Yüzeye çıkarak Carter’ı taşıdım. Nehirden taşan suyla ıslanmış olan toprak hızlı bir şekilde çamur olmuştu. Carter’ı tutarak zırhını çıkarttım. Göğsüne bastırarak yuttuğu suyu çıkartmasını sağladım. Nefes alıyordu şimdi. İleriden Lynda’nın ve diğerlerinin geldiğini gördüm. Daha sonra tanıdık bir ses duydum.
“Oquaro?” Carter’a baktım. Gözlerim dolmuştu. Onu özlemiştim ve bunca zaman sonra ilk defa onu görüyordum.
“Ben…” Yoğun bir öksürük ile sarsılan bedenini tuttum.
“İyi olacaksın Carter. Konuşma.” Öksürüğü geçince gülümser bir şekilde bana baktı.
“Teşekkürler eski dostum.” Lynda koşarak yanıma geldi ve yere çömelerek Carter’ı tuttu. Ağlayarak ona baktı.
“Baba. Sonunda.” Hıçkırarak Carter’a sarıldı. Carter elini Lynda’nın yanağına uzattı ve gülümseyerek Lynda’ya baktı.
“Lynda.” Yine bir öksürük kriziyle sarsıldı. Lynda korku dolu gözlerle bana baktı.
“Üzgünüm Lynda. Her şey için. Seni bırakmamalıydım.” Lynda başını hayır dercesine salladı.

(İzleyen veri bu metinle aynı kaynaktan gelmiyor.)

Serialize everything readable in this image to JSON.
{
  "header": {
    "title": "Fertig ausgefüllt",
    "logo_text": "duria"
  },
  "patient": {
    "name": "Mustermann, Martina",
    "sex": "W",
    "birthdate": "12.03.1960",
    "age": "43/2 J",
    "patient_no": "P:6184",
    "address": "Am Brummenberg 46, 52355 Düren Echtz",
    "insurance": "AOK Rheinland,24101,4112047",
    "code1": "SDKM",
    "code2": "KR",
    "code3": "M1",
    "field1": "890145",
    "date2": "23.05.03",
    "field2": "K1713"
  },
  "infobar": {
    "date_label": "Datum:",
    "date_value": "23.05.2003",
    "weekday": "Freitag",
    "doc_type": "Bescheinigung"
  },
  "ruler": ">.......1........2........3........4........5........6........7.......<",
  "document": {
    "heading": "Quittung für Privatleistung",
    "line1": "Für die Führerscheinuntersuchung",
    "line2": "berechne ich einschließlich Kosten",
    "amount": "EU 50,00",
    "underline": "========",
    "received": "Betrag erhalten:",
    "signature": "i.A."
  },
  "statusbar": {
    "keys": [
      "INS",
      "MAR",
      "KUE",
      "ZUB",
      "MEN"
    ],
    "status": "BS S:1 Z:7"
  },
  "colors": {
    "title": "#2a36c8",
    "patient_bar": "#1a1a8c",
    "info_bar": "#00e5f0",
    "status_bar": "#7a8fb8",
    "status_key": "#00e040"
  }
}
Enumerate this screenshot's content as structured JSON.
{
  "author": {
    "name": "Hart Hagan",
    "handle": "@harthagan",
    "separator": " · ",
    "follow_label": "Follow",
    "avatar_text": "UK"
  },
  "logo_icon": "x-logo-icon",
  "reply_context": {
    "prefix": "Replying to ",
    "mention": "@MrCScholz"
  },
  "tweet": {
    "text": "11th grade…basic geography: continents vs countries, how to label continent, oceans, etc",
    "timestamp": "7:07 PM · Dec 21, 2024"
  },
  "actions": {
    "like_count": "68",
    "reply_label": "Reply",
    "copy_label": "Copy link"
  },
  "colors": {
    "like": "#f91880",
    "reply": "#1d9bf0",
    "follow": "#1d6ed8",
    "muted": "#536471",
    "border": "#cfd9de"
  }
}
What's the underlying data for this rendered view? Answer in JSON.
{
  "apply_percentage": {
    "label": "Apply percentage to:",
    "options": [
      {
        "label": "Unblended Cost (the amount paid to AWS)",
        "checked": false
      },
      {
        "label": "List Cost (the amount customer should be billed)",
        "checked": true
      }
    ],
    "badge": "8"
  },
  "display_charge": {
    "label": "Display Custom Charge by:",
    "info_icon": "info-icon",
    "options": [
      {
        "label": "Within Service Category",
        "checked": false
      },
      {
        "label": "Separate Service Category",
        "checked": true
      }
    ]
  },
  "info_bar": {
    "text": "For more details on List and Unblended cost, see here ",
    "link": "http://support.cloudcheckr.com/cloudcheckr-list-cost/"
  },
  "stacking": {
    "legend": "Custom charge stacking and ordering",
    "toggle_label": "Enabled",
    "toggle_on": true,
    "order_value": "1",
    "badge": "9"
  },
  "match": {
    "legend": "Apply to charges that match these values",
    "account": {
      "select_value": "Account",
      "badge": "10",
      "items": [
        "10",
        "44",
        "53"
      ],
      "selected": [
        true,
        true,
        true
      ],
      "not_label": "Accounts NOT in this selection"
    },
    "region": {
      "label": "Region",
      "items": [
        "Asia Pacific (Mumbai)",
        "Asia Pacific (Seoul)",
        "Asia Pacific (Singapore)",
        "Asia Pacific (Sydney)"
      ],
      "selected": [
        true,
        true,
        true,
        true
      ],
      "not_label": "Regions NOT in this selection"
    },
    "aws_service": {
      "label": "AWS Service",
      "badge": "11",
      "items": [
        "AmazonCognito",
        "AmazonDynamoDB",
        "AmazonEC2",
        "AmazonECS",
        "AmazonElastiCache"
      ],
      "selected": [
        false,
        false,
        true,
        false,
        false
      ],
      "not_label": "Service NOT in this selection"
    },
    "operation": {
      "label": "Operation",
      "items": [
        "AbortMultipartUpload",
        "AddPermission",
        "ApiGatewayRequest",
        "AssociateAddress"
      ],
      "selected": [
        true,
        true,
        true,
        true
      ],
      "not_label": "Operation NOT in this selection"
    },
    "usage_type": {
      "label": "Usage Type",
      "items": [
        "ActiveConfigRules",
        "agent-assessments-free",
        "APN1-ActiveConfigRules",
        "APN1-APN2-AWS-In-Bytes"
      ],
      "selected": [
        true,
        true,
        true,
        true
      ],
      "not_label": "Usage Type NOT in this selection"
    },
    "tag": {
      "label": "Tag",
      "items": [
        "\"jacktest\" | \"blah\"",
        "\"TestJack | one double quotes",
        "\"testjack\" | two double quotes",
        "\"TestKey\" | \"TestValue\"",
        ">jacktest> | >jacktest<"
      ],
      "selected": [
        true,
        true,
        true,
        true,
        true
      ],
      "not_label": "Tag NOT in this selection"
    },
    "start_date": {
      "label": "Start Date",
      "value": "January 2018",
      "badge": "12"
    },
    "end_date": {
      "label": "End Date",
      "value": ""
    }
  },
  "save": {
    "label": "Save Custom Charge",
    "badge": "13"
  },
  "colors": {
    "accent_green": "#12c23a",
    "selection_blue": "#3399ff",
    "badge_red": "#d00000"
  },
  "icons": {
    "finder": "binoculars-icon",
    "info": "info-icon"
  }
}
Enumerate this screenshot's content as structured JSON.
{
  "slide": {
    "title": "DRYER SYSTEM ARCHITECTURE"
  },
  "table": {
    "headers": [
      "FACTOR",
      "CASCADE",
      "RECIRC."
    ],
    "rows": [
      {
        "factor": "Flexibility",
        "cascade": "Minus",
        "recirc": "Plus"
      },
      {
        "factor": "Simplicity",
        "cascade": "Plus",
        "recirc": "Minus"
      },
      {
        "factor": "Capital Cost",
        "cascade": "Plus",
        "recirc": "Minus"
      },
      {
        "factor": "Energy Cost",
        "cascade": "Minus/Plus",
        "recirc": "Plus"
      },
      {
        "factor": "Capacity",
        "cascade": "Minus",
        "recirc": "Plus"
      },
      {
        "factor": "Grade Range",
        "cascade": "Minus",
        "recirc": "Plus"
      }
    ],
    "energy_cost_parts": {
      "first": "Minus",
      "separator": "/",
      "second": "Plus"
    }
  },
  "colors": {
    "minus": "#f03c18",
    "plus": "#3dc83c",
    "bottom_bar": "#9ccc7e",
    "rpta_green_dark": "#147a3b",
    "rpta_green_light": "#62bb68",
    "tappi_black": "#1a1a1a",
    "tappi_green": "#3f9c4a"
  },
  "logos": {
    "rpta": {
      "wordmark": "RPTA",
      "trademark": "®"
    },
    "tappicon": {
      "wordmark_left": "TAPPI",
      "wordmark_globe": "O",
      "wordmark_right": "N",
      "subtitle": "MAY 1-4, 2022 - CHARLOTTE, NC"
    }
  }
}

“Hayır, baba önemli değil. Gerçekten değil. Artık aramızdasın.” Carter son bir kez Lynda’ya baktı yanağını okşadı ve bana döndü.
“Oquaro. Seni tekrar görmek güzeldi.” Birkaç kere daha öksürdü. “Ona iyi bak.” Elini sıktım. Birkaç kere daha öksürdü ve gözlerini yavaşça kapadı. Yüzünden düşmeyen gülümsemeyle mavi gökyüzüne baktı.
“Elveda.”
Carter’ın son sözü bu olmuştu. Lynda ağlayarak babasına sarıldı. Uzun zamandan sonra Lynda ilk defa babasını görüyordu ve bunca zaman sonra onun ölümünü izlemek için beklemişti. Öğlen vaktiydi ve güneş tam tepedeydi. Ayağa kalktım ve diğerleriyle birlikte ateşi söndürmeye gittik. Daha sonra Carter için bir tören hazırladık ve onu son yolculuğu için uğurladık.